Determining properties of solution of a second order ODE

If the functions $y_1$ and $y_2$ are linearly independent solutions of $$y'' + p(t)y' + q(t)y = 0$$, show that between consecutive zeros of $y_1$ there is one and only one zero of $y_2$. Note that this

result is illustrated by the solutions $y_1(t) = cos t$ and $y_2(t) = sin t$ of the equation $y'' + y = 0$.

What i tried

I dont quite get what the question means when it says between consecutive zeros of $y_1$

there is one and only one zero of $y_2$. What i do know is that since $y_1$ and $y_2$ are

linearly independent, then the linear combination of $y_1$ and $y_2$ can be written as

$$c_1y_1+c_2y_2=0$$

Where $c_1=c_2=0$

Could anyone explain.

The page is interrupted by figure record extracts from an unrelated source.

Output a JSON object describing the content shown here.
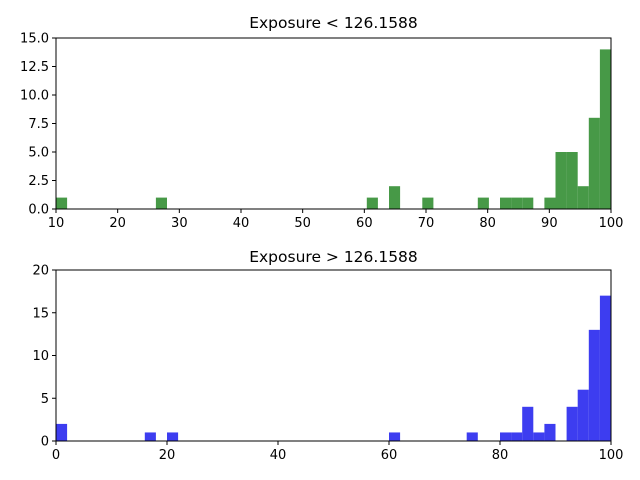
{
  "chart_data": [
    {
      "type": "bar",
      "title": "Exposure < 126.1588",
      "xlabel": "",
      "ylabel": "",
      "color": "#2e8b2e",
      "xlim": [
        10,
        100
      ],
      "ylim": [
        0,
        15
      ],
      "xticks": [
        10,
        20,
        30,
        40,
        50,
        60,
        70,
        80,
        90,
        100
      ],
      "yticks": [
        "0.0",
        "2.5",
        "5.0",
        "7.5",
        "10.0",
        "12.5",
        "15.0"
      ],
      "bin_width": 1.8,
      "bins": [
        {
          "x0": 10.0,
          "count": 1
        },
        {
          "x0": 26.2,
          "count": 1
        },
        {
          "x0": 60.4,
          "count": 1
        },
        {
          "x0": 64.0,
          "count": 2
        },
        {
          "x0": 69.4,
          "count": 1
        },
        {
          "x0": 78.4,
          "count": 1
        },
        {
          "x0": 82.0,
          "count": 1
        },
        {
          "x0": 83.8,
          "count": 1
        },
        {
          "x0": 85.6,
          "count": 1
        },
        {
          "x0": 89.2,
          "count": 1
        },
        {
          "x0": 91.0,
          "count": 5
        },
        {
          "x0": 92.8,
          "count": 5
        },
        {
          "x0": 94.6,
          "count": 2
        },
        {
          "x0": 96.4,
          "count": 8
        },
        {
          "x0": 98.2,
          "count": 14
        }
      ]
    },
    {
      "type": "bar",
      "title": "Exposure > 126.1588",
      "xlabel": "",
      "ylabel": "",
      "color": "#2222ee",
      "xlim": [
        0,
        100
      ],
      "ylim": [
        0,
        20
      ],
      "xticks": [
        0,
        20,
        40,
        60,
        80,
        100
      ],
      "yticks": [
        "0",
        "5",
        "10",
        "15",
        "20"
      ],
      "bin_width": 2.0,
      "bins": [
        {
          "x0": 0,
          "count": 2
        },
        {
          "x0": 16,
          "count": 1
        },
        {
          "x0": 20,
          "count": 1
        },
        {
          "x0": 60,
          "count": 1
        },
        {
          "x0": 74,
          "count": 1
        },
        {
          "x0": 80,
          "count": 1
        },
        {
          "x0": 82,
          "count": 1
        },
        {
          "x0": 84,
          "count": 4
        },
        {
          "x0": 86,
          "count": 1
        },
        {
          "x0": 88,
          "count": 2
        },
        {
          "x0": 92,
          "count": 4
        },
        {
          "x0": 94,
          "count": 6
        },
        {
          "x0": 96,
          "count": 13
        },
        {
          "x0": 98,
          "count": 17
        }
      ]
    }
  ]
}
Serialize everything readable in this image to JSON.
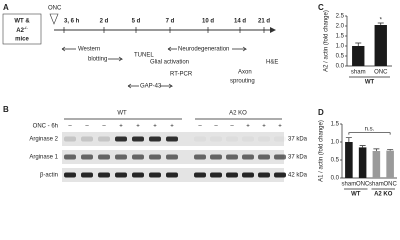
{
  "panel_a": {
    "label": "A",
    "mice_line1": "WT &",
    "mice_line2": "A2",
    "mice_sup": "-/-",
    "mice_line3": "mice",
    "onc": "ONC",
    "timepoints": [
      "3, 6 h",
      "2 d",
      "5 d",
      "7 d",
      "10 d",
      "14 d",
      "21 d"
    ],
    "western": "Western",
    "blotting": "blotting",
    "tunel": "TUNEL",
    "neurodegeneration": "Neurodegeneration",
    "glial": "Glial activation",
    "rtpcr": "RT-PCR",
    "gap43": "GAP-43",
    "axon": "Axon",
    "sprouting": "sprouting",
    "he": "H&E"
  },
  "panel_b": {
    "label": "B",
    "wt": "WT",
    "ko": "A2 KO",
    "onc_label": "ONC - 6h",
    "signs": [
      "–",
      "–",
      "–",
      "+",
      "+",
      "+",
      "+",
      "–",
      "–",
      "–",
      "+",
      "+",
      "+"
    ],
    "rows": [
      {
        "name": "Arginase 2",
        "size": "37 kDa"
      },
      {
        "name": "Arginase 1",
        "size": "37 kDa"
      },
      {
        "name": "β-actin",
        "size": "42 kDa"
      }
    ]
  },
  "chart_data": [
    {
      "type": "bar",
      "panel": "C",
      "ylabel": "A2 / actin (fold change)",
      "categories": [
        "sham",
        "ONC"
      ],
      "groups": [
        "WT"
      ],
      "values": [
        1.0,
        2.05
      ],
      "errors": [
        0.15,
        0.1
      ],
      "colors": [
        "#1a1a1a",
        "#1a1a1a"
      ],
      "ylim": [
        0,
        2.5
      ],
      "yticks": [
        {
          "value": 0,
          "label": "0.0"
        },
        0.5,
        {
          "value": 1,
          "label": "1.0"
        },
        1.5,
        {
          "value": 2,
          "label": "2.0"
        },
        2.5
      ],
      "annotation": "*"
    },
    {
      "type": "bar",
      "panel": "D",
      "ylabel": "A1 / actin (fold change)",
      "categories": [
        "sham",
        "ONC",
        "sham",
        "ONC"
      ],
      "groups": [
        "WT",
        "A2 KO"
      ],
      "values": [
        1.0,
        0.85,
        0.75,
        0.76
      ],
      "errors": [
        0.12,
        0.05,
        0.06,
        0.03
      ],
      "colors": [
        "#1a1a1a",
        "#1a1a1a",
        "#9a9a9a",
        "#9a9a9a"
      ],
      "ylim": [
        0,
        1.5
      ],
      "yticks": [
        {
          "value": 0,
          "label": "0.0"
        },
        0.5,
        {
          "value": 1,
          "label": "1.0"
        },
        1.5
      ],
      "annotation": "n.s."
    }
  ]
}
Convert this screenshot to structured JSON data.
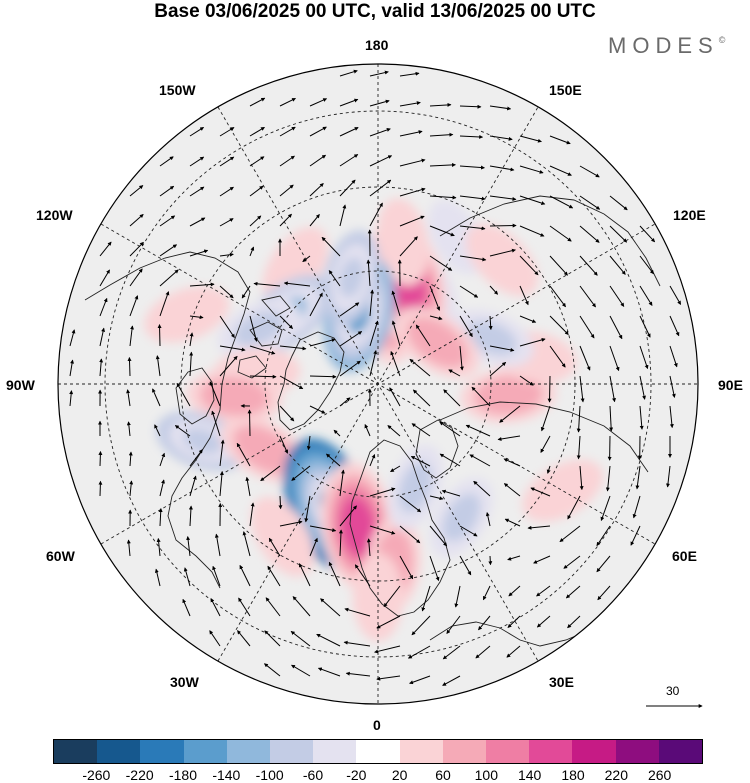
{
  "title": "Base 03/06/2025 00 UTC, valid 13/06/2025 00 UTC",
  "logo": {
    "text": "MODES",
    "mark": "©"
  },
  "longitude_labels": {
    "top": "180",
    "bottom": "0",
    "left": "90W",
    "right": "90E",
    "upper_left_1": "150W",
    "upper_left_2": "120W",
    "upper_right_1": "150E",
    "upper_right_2": "120E",
    "lower_left_1": "60W",
    "lower_left_2": "30W",
    "lower_right_1": "60E",
    "lower_right_2": "30E"
  },
  "reference_vector": {
    "value": "30",
    "icon": "arrow-right-icon"
  },
  "colorbar": {
    "colors": [
      "#1a3d5e",
      "#16588e",
      "#2a7ab8",
      "#5b9dcd",
      "#90b8dc",
      "#c3cce5",
      "#e4e2f0",
      "#ffffff",
      "#fad3d6",
      "#f5aab7",
      "#ef7ea4",
      "#e24a98",
      "#c61b85",
      "#8e0d7f",
      "#5a0a78"
    ],
    "labels": [
      "-260",
      "-220",
      "-180",
      "-140",
      "-100",
      "-60",
      "-20",
      "20",
      "60",
      "100",
      "140",
      "180",
      "220",
      "260"
    ]
  },
  "map": {
    "projection": "north-polar-stereographic",
    "background_color": "#eeeeee",
    "anomaly_blobs": [
      {
        "lon": 152,
        "lat": 63,
        "value": -40
      },
      {
        "lon": 152,
        "lat": 50,
        "value": -40
      },
      {
        "lon": 172,
        "lat": 73,
        "value": 80
      },
      {
        "lon": 164,
        "lat": 64,
        "value": 170
      },
      {
        "lon": 170,
        "lat": 55,
        "value": 60
      },
      {
        "lon": -165,
        "lat": 72,
        "value": -140
      },
      {
        "lon": -166,
        "lat": 63,
        "value": -80
      },
      {
        "lon": -145,
        "lat": 55,
        "value": 60
      },
      {
        "lon": -128,
        "lat": 62,
        "value": -100
      },
      {
        "lon": -115,
        "lat": 58,
        "value": -60
      },
      {
        "lon": -110,
        "lat": 42,
        "value": 60
      },
      {
        "lon": -95,
        "lat": 60,
        "value": 60
      },
      {
        "lon": -85,
        "lat": 55,
        "value": 80
      },
      {
        "lon": -72,
        "lat": 46,
        "value": -80
      },
      {
        "lon": -60,
        "lat": 58,
        "value": 80
      },
      {
        "lon": -22,
        "lat": 58,
        "value": -200
      },
      {
        "lon": -32,
        "lat": 47,
        "value": 60
      },
      {
        "lon": -8,
        "lat": 55,
        "value": 170
      },
      {
        "lon": 5,
        "lat": 47,
        "value": 80
      },
      {
        "lon": 0,
        "lat": 40,
        "value": 60
      },
      {
        "lon": 20,
        "lat": 63,
        "value": -60
      },
      {
        "lon": 32,
        "lat": 52,
        "value": -60
      },
      {
        "lon": 60,
        "lat": 40,
        "value": 60
      },
      {
        "lon": 85,
        "lat": 58,
        "value": 80
      },
      {
        "lon": 100,
        "lat": 52,
        "value": 60
      },
      {
        "lon": 112,
        "lat": 60,
        "value": -60
      },
      {
        "lon": 125,
        "lat": 72,
        "value": 80
      },
      {
        "lon": 135,
        "lat": 48,
        "value": 60
      }
    ]
  }
}
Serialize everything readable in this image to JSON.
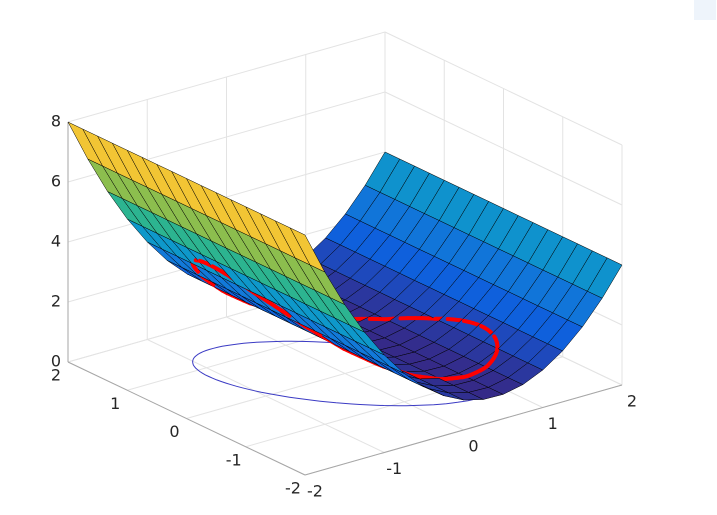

Thanks

• Consecutive zeros mean between the points of $\cos t =0$ namely $$x= \left(n-\frac{1}{2}\right)\pi$$ plus what is the shift between $\cos t$ and $\sin t$? – Chinny84 Feb 20 '15 at 16:42
• cost=sin(t+$\pi/2$) – ys wong Feb 20 '15 at 16:53
• i still dont get it could anyone explain. thanks – ys wong Feb 20 '15 at 17:25
• i posted an explanation. check it out. – abel Feb 20 '15 at 20:04

i think you can show this interlacing property by considering the wronskian $w.$
suppose we have two linearly independent solutions $y_1$ and $y_2.$ suppose too, that there are two points $a < b$ such that $y_1(a) = 0, y_1(b) = 0, y_1(x) > 0 \text{ for } a < x < b \text{ and wlog } y_2(a) > 0.$
let the wronskian $w$ be defined by $$w(x) = y_1'(x)\,y_2(x) - y_2'(x)y_1(x).$$ we will show that $y_2$ has a zero in $(a, b)$ by showing that $y_2(a)y_2(b) < 0.$ note that by uniqueness theorem $y'_1(a) \neq 0$ and by the positivity of $y_1,$ we have in fact $y'_1(a) > 0$ and in the same way $y'_1(b) < 0.$ that is $$y'_1(a) > 0 \text{ and } y'_1(b) < 0. \tag 1$$
by abel's theorem, $$w = w(a)e^{-\int_a^x p(t) \, dt}.$$ that is $w(x)$ has the same sign as $w(a)$ for $a < x < b.$ now $$w(a) = y'_1(a)y_2(a)-y'_2(a)y_1(a)=y'_1(a)y_2(a) > 0. \tag2$$
and $$w(b) = y'_1(b)y_2(b)-y'_2(b)y_1(b)=y'_1(b)y_2(b) > 0.\tag3$$
$(1), (2)$ and $(3)$ proves the claim.